LA CONFÉRENCE DE MÉDAILLÉ DE CAUCHER BIRKAR

La vie romanesque de Caucher Birkar – sa naissance dans une famille d’agriculteurs du Kurdistan iranien, son expérience de la guerre Iran-Irak, son statut de réfugié au Royaume-Uni et pour finir, le vol de sa médaille Fields lors de la cérémonie d’ouverture – a failli faire oublier l’essentiel : c’est un grand mathématicien et un scientifique d’une exceptionnelle générosité. Récompensé pour ses contributions remarquables sur les variétés de Fano, « le seul individu à avoir reçu deux fois la médaille Fields », pour citer son chairman Junghai Chen, a livré sur la classification des variétés algébriques un exposé incroyablement clair, étant donnée la complexité du sujet.
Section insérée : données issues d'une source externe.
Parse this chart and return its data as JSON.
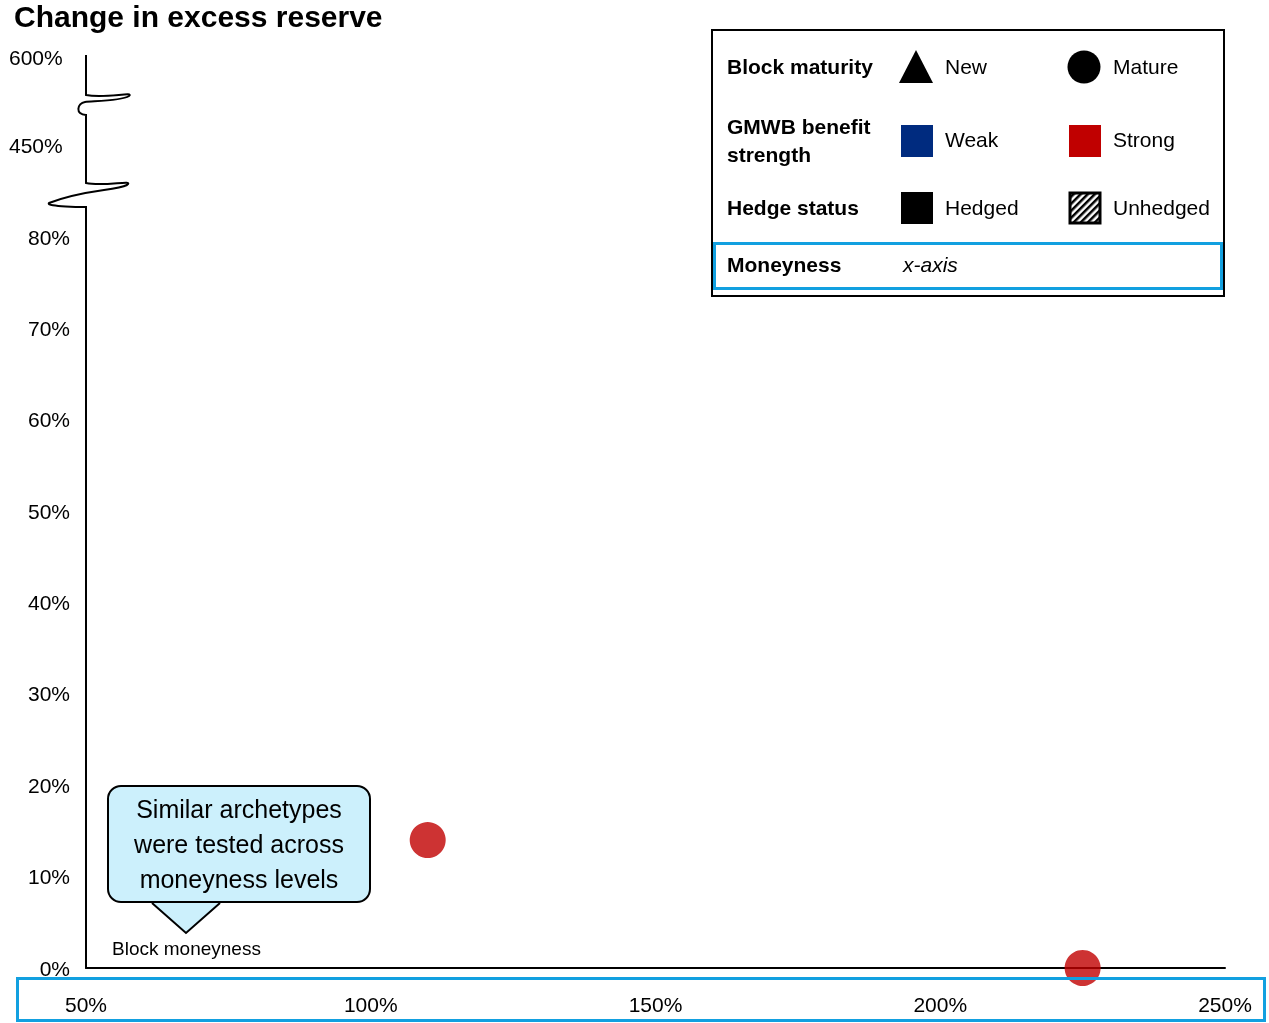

Avec une pincée d’humour, prenant le public par la main, il a patiemment défini les concepts indispensables tel le genus (le nombre de trous dans une surface de Riemann), les variétés algébriques (les « surfaces » solutions d’une équation polynomiale), les notions de variétés lisses et de points singuliers, l’espace projectif en n-dimension, les variétés projectives dans un tel espace… Il a explicité les différences de fond entre les possibles approches des problèmes touchant à la théorie des nombres, à la géométrie algébrique, à la topologie. Surtout, il a présenté les trois sortes de variétés spéciales qui seraient le fil rouge de sa conférence (celles de Fano, celles de Calabi-Yau et celles canoniquement polarisées), d’une grande importance dans plusieurs domaines des mathématiques mais aussi en physique (en particulier pour la théorie des cordes ou la symétrie miroir), avant d’énoncer des conjectures et de parler de résultats récents. On en ressortait certes pas géomètre algébriste mais tout de même un peu plus familier de cet univers réputé inaccessible.

Comme ses collègues, Caucher Birkar a eu droit à son bain de foule et de flashes après son exposé.